腸内フローラと食事の関係性

腸内フローラが形成されると、有害菌の働きを抑制して、有害菌の腸管への吸着、腸管内での増殖を抑制することが知られています。
腸内フローラは大腸炎や炎症性腸疾患、過敏性腸症候群などによって乱れやすく、腸内フローラが乱れると疾患の要因となります。腸内フローラが乱れる原因としては、抗生物質の服用、胃のpH調整剤の服用、高脂肪の食事、食物繊維の少ない食事があげられています。

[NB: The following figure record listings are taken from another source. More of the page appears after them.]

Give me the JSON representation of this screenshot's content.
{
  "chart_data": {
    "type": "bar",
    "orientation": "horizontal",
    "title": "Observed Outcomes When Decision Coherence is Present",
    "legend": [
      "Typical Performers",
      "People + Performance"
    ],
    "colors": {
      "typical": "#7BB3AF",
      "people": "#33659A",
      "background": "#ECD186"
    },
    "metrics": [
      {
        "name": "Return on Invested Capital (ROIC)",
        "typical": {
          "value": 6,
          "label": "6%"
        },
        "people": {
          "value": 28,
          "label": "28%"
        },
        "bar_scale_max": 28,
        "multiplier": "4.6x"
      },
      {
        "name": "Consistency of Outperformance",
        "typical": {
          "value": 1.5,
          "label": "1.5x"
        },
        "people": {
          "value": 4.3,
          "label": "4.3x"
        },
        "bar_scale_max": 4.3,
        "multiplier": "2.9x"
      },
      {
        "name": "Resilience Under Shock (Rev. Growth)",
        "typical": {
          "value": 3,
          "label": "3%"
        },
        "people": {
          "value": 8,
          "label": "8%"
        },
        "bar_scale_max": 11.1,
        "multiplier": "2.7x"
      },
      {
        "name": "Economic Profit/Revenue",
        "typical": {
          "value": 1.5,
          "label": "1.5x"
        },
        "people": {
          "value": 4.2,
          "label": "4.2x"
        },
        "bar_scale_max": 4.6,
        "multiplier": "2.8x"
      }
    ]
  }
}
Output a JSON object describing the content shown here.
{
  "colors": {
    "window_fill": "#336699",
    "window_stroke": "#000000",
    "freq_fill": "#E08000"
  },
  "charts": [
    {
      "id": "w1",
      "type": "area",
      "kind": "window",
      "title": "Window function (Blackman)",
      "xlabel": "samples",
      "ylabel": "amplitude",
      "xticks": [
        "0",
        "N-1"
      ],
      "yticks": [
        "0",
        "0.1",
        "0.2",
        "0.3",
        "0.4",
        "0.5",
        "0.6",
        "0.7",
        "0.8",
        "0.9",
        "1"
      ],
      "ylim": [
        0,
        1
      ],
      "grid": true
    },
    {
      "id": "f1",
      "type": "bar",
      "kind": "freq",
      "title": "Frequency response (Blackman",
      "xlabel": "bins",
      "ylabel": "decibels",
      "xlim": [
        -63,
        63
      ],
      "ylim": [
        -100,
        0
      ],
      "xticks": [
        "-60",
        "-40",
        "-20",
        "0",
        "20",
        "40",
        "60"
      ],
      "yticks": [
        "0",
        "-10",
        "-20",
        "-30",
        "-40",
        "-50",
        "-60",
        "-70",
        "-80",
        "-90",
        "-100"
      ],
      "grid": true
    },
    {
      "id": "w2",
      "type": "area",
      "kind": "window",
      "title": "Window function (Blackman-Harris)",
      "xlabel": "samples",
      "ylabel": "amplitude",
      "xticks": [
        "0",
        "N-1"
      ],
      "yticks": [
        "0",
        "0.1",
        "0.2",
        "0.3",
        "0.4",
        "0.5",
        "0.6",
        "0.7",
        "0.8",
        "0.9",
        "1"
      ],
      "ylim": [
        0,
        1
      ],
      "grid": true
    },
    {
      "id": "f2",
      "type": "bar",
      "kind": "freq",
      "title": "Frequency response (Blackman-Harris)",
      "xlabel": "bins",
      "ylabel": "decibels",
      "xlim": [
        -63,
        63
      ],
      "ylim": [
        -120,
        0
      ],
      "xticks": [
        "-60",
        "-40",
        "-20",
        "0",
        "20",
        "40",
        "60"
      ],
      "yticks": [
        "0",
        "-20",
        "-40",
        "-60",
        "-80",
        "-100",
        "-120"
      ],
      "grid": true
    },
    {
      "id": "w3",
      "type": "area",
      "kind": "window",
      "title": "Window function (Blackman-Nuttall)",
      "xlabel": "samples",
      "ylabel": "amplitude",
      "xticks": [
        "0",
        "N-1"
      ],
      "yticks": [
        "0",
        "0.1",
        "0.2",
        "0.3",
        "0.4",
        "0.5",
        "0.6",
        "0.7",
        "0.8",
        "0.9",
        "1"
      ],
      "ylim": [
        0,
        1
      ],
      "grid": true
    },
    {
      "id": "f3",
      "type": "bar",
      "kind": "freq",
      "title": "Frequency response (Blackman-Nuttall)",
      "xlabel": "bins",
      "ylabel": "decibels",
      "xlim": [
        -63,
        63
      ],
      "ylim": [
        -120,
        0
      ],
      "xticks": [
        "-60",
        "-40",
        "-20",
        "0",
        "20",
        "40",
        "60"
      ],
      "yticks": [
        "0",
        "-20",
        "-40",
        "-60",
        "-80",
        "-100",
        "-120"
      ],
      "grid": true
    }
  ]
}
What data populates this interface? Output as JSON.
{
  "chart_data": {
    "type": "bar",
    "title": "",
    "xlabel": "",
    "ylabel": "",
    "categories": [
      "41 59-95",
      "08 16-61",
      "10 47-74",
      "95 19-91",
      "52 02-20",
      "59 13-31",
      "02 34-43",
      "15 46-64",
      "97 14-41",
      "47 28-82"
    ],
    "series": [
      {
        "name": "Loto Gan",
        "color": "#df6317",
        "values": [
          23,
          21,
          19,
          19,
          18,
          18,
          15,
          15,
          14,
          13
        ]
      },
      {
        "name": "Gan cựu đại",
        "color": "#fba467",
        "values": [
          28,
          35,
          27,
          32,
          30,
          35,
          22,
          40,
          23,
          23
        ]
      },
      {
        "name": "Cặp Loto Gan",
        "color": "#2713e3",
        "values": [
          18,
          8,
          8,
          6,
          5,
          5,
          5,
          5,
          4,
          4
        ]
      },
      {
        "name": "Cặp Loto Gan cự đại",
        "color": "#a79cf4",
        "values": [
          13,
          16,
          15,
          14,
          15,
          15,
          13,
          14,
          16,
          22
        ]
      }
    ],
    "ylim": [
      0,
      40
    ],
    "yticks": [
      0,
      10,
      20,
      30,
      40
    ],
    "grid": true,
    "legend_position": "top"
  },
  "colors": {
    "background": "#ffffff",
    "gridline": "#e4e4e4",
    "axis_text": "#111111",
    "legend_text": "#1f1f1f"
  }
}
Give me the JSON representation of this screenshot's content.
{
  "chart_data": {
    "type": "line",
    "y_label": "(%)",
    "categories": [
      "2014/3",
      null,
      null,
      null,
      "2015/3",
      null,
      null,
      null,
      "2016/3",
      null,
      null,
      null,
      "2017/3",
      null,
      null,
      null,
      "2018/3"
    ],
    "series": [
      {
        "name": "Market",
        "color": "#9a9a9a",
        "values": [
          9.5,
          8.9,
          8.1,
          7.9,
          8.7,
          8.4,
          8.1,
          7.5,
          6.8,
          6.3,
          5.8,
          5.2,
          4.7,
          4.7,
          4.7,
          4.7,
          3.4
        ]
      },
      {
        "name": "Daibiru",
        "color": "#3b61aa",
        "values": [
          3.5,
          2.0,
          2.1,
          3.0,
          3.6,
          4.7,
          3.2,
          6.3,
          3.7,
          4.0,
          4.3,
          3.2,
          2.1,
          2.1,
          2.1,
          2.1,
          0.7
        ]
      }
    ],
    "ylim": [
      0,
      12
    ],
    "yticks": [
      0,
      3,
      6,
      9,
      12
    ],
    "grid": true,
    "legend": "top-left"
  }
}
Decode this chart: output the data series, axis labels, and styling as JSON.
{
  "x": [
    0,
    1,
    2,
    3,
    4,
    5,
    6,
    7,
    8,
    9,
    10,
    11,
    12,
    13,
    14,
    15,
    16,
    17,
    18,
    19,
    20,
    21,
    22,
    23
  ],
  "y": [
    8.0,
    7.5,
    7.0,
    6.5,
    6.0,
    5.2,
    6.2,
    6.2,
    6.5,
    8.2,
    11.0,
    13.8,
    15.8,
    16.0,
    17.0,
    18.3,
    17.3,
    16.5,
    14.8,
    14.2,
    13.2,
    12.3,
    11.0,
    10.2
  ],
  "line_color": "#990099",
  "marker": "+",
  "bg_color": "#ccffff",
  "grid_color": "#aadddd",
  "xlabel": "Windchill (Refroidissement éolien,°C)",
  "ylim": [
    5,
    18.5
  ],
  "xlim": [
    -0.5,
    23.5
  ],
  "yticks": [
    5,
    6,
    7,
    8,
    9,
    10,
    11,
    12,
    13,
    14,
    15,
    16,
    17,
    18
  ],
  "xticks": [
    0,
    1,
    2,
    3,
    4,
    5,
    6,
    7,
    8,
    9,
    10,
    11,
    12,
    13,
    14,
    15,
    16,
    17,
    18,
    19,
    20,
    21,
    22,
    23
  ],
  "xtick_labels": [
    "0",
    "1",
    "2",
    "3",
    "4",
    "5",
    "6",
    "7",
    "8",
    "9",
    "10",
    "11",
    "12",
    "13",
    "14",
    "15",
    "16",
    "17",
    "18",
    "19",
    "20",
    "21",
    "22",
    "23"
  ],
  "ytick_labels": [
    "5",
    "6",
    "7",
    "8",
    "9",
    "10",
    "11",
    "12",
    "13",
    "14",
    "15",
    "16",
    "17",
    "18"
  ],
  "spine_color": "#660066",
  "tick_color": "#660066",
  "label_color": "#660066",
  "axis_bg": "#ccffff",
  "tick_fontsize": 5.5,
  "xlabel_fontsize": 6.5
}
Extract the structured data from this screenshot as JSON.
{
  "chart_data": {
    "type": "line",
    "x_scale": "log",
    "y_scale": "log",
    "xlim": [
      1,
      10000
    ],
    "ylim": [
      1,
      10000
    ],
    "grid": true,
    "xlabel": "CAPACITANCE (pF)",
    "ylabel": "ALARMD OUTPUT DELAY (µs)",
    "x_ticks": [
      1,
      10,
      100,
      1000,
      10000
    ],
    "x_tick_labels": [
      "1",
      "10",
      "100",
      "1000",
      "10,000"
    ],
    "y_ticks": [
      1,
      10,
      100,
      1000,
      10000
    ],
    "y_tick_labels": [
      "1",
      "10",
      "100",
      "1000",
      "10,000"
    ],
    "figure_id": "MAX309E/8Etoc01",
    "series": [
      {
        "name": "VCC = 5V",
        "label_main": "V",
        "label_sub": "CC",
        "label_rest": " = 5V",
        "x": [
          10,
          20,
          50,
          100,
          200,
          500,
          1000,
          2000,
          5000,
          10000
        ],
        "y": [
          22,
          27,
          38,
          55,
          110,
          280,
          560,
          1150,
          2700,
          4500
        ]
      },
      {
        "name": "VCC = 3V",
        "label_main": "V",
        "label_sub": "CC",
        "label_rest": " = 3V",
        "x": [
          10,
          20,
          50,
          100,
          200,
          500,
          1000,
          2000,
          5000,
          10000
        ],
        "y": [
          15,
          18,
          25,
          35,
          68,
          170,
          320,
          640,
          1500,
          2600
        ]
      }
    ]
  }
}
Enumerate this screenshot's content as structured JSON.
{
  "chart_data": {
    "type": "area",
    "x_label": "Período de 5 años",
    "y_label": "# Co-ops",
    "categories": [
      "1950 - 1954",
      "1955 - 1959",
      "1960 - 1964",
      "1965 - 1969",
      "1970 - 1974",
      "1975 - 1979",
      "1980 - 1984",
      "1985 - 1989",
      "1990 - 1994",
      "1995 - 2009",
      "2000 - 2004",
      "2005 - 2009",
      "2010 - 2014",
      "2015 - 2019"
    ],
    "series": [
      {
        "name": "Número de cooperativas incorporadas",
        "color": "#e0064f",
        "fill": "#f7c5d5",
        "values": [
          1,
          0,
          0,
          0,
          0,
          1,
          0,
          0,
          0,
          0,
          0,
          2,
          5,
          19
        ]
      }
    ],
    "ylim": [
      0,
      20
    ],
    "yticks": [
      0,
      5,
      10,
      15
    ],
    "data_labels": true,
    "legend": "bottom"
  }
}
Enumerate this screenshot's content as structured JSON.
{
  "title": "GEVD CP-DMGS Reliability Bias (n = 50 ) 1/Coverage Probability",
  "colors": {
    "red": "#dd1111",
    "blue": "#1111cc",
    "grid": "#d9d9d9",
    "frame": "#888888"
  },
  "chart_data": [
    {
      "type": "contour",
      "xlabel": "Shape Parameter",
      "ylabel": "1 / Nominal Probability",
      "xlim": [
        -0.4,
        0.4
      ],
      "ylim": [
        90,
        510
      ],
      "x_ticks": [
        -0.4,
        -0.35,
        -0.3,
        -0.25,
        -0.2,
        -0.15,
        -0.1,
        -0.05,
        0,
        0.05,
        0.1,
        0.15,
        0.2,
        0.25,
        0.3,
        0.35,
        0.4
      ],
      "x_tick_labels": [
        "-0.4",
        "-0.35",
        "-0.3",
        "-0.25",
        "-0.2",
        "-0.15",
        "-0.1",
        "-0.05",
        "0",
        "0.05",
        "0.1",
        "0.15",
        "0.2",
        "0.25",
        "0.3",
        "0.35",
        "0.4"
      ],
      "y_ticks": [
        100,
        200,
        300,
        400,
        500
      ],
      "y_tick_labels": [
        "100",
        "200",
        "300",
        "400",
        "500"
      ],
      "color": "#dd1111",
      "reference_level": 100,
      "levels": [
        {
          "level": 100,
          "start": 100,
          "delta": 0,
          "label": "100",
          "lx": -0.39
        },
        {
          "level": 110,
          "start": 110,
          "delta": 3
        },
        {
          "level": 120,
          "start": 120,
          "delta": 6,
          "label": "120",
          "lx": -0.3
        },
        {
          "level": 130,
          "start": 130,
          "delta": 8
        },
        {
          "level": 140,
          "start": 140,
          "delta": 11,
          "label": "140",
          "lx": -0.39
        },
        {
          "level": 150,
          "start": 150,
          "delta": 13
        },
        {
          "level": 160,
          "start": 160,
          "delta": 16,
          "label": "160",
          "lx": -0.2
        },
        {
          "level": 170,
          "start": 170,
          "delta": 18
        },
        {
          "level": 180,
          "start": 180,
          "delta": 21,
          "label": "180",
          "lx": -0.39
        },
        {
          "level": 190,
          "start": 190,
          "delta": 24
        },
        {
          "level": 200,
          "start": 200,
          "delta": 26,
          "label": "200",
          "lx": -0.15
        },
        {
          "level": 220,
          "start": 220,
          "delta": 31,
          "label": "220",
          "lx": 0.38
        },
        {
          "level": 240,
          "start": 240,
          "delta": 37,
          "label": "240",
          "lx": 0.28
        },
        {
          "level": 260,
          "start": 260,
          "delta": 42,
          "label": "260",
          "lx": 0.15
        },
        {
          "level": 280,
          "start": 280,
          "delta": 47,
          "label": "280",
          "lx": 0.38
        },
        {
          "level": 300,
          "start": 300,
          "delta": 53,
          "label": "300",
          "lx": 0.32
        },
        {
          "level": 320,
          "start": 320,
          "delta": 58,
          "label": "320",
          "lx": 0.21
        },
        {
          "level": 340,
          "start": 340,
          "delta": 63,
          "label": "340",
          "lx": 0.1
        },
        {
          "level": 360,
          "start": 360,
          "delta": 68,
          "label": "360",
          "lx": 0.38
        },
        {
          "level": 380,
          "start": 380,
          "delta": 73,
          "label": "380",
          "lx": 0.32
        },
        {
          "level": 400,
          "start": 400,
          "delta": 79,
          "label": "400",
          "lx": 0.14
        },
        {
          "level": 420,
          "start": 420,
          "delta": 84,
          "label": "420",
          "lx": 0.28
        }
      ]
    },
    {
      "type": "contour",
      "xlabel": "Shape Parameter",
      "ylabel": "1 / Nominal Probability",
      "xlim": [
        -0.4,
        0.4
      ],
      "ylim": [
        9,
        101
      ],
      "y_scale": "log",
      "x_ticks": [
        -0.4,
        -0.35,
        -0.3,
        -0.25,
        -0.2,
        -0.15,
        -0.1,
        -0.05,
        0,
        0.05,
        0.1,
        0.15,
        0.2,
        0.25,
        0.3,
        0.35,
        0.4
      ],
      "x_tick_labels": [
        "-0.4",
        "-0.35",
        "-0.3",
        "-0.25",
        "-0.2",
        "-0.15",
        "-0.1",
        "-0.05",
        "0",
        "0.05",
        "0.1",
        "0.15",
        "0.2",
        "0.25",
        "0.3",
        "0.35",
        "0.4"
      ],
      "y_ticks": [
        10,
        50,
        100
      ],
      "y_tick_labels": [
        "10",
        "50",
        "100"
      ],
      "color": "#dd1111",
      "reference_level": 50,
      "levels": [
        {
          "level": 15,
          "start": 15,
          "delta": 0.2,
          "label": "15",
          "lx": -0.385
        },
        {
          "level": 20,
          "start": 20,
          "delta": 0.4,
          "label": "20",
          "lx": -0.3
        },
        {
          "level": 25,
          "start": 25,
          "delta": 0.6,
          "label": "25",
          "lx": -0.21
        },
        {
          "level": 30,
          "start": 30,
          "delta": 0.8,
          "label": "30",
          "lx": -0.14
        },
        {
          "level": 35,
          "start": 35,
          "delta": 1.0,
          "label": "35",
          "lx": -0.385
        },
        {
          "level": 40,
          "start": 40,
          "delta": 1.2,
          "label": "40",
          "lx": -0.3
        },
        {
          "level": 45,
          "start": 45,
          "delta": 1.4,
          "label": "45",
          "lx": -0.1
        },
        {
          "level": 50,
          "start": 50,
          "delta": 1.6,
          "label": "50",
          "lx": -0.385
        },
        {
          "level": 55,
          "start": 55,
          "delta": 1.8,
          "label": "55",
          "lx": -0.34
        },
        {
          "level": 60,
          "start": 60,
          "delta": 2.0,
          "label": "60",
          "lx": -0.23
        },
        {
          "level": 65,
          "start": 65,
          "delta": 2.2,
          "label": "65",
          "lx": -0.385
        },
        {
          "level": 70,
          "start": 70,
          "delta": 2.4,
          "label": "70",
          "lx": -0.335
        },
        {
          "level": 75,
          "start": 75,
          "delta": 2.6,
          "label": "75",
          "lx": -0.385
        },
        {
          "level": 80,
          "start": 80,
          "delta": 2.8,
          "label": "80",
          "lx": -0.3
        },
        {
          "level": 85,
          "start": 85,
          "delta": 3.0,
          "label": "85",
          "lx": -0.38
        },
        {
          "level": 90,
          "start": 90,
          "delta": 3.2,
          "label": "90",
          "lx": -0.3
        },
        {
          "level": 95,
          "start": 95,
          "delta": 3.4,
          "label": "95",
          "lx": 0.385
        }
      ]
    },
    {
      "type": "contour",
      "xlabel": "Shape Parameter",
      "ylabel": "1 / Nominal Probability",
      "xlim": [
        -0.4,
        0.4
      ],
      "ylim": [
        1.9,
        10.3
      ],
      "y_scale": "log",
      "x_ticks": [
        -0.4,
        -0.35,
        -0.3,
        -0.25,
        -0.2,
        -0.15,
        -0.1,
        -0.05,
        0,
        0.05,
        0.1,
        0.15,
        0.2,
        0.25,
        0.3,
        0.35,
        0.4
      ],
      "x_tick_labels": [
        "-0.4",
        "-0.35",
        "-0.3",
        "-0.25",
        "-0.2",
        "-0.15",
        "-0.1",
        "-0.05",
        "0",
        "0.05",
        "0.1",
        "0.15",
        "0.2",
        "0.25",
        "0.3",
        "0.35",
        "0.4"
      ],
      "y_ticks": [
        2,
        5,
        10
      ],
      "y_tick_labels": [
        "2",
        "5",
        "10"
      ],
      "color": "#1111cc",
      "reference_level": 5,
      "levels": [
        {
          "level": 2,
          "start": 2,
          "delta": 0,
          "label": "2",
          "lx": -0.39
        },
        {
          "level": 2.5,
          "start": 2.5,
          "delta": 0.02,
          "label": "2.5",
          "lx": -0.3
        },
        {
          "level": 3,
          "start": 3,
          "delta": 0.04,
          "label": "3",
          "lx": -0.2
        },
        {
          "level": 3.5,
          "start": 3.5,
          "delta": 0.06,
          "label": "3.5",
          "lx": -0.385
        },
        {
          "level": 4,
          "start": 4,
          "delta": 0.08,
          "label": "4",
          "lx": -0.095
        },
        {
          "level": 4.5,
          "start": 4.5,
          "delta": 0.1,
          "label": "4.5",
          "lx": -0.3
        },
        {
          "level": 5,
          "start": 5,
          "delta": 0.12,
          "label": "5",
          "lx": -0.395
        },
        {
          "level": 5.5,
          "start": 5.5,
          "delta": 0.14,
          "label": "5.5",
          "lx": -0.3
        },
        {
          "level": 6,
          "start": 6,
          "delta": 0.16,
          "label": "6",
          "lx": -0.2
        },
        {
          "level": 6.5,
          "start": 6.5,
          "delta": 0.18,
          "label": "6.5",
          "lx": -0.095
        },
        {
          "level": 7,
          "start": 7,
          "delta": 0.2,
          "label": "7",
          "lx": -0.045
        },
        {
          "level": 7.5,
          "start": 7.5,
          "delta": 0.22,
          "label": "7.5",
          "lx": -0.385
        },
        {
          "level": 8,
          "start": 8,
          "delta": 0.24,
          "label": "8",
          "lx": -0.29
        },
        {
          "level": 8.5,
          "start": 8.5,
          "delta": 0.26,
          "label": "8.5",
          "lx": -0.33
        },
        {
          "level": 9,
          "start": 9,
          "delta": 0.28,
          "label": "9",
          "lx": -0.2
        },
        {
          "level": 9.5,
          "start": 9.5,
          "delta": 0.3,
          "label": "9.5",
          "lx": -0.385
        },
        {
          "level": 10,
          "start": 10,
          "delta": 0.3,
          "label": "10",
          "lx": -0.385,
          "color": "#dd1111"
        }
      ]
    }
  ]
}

腸内フローラは食事との関係が深く、アメリカ人と南アフリカ人の食事を入れ替えた試験をしたところ、2週間で腸内フローラが変化したことが確認されています。腸内フローラが完全に入れ替わるまでには1年以上が必要とされますが、短期間であっても状態を改善できることが示されています。腸内細菌は栄養源を取り込んで代謝を行っていますが、腸内細菌の種類によって取り込む栄養源は異なっています。そのため、腸内フローラを構成する有益菌が積極的に取り込む栄養源を多く食事で摂ることによって、腸内フローラを短期間のうちに改善していくことができるようになります。
腸内細菌に関連する商品である乳酸菌や酵母、酵素のほか食物繊維や難消化性デキストリン、シクロデキストリンなど多数販売されています。エビデンス(科学的根拠)によって健康機能が裏付けられている特定保険用食品(トクホ)や機能性表示食品の種類で最も多いのが難消化性デキストリンとなっています。その評価と選び方、適した使い方などがわからずに「腸によい」「ダイエットに効果がある」「健康や美容につながる」といった期待から使い続けている人は少なくありません。
腸は身体の重要な役割を担っているだけに、腸に関する情報は日々更新されています。腸は全身の機関との関わりがあるだけに、腸の健康を維持して、排出の能力を高めておくためには身体の機能や幅広い健康情報、栄養知識なども必要になってくるのです。